When I heard about the Palm Pre announcement, my impulsive reaction was “Darn, I guess this means no radically new Palm phone for the holidays.” Then it dawned on me: There’s no reason why HP couldn’t do both the Pre 2 and a more significantly new phone at more or less the same time. And here’s a Pollyannish thought: Maybe the fact that HP is sneaking the Pre 2 out with a press release means that it’s saving up its promotional firepower for a smartphone unveiling that’s a bigger deal in the not-too-distant future. I hope so.
October 19th, 2010 at 12:21 pm
Yeah, I'm more interested in a Pre 3. Don't think it's happening in 2010, tho…
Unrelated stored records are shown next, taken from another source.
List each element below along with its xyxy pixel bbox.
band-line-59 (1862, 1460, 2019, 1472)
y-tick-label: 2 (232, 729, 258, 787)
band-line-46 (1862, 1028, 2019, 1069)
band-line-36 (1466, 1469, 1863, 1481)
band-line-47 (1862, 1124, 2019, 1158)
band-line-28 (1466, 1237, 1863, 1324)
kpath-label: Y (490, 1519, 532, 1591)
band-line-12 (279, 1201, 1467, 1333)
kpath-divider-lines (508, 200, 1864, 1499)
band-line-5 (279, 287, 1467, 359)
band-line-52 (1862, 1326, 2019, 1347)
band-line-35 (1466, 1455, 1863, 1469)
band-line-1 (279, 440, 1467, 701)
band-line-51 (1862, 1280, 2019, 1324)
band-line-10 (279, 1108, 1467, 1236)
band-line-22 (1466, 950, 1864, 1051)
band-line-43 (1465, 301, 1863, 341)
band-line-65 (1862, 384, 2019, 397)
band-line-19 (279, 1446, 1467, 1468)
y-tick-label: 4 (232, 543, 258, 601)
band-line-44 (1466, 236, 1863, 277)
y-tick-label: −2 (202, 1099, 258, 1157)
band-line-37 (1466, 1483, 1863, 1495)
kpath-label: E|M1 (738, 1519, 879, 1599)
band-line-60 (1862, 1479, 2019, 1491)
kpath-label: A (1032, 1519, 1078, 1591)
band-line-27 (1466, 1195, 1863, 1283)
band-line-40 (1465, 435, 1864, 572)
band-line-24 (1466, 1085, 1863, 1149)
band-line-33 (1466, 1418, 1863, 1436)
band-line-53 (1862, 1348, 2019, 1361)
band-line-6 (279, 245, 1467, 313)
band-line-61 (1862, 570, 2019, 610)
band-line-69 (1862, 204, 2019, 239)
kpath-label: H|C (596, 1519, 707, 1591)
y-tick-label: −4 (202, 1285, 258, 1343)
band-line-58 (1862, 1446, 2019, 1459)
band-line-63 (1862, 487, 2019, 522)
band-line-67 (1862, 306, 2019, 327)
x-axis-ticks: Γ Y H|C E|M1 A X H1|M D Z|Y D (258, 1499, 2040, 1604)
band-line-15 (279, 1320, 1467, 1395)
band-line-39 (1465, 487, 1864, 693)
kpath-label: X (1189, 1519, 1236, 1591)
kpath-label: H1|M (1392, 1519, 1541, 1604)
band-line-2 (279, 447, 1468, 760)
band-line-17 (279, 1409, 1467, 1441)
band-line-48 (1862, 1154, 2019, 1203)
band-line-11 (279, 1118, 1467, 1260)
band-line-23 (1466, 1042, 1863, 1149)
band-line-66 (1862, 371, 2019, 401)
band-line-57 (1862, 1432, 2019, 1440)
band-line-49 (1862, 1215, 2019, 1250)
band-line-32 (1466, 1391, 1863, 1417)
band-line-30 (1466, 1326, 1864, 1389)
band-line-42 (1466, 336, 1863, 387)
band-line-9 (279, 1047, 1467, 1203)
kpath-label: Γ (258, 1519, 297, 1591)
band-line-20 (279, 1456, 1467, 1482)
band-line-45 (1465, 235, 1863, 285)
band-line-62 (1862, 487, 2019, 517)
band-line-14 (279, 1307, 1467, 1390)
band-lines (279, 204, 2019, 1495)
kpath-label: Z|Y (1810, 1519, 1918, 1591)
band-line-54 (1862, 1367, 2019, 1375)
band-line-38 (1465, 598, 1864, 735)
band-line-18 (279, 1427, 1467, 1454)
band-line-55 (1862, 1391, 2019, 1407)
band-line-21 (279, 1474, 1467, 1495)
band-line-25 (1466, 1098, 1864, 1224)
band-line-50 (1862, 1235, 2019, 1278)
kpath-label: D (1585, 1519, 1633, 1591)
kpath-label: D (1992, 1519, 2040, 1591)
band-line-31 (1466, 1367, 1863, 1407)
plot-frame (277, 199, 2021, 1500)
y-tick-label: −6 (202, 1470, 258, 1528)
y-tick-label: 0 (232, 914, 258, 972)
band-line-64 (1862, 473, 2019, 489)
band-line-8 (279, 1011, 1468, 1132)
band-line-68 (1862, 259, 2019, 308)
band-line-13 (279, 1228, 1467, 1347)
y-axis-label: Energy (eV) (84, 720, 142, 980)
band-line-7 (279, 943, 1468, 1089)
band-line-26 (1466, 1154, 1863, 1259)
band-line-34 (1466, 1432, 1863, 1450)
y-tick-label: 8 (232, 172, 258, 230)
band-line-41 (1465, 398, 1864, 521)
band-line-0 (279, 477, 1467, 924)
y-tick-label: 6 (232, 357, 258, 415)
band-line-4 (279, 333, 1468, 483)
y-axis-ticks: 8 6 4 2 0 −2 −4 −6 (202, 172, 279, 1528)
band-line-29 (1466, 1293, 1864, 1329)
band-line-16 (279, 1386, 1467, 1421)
October 19th, 2010 at 12:23 pm
You nailed it, Harry. WebOS's biggest problem is how to get itself into more hands (for consumers and developers) so that it grows an ecosystem making it a worthy competitor to iOS and Android. Alas, even the best of hardware specs are unlikely to crack this chicken and egg problem. I'm not sure Pre 2 would make a difference if they gave it away free.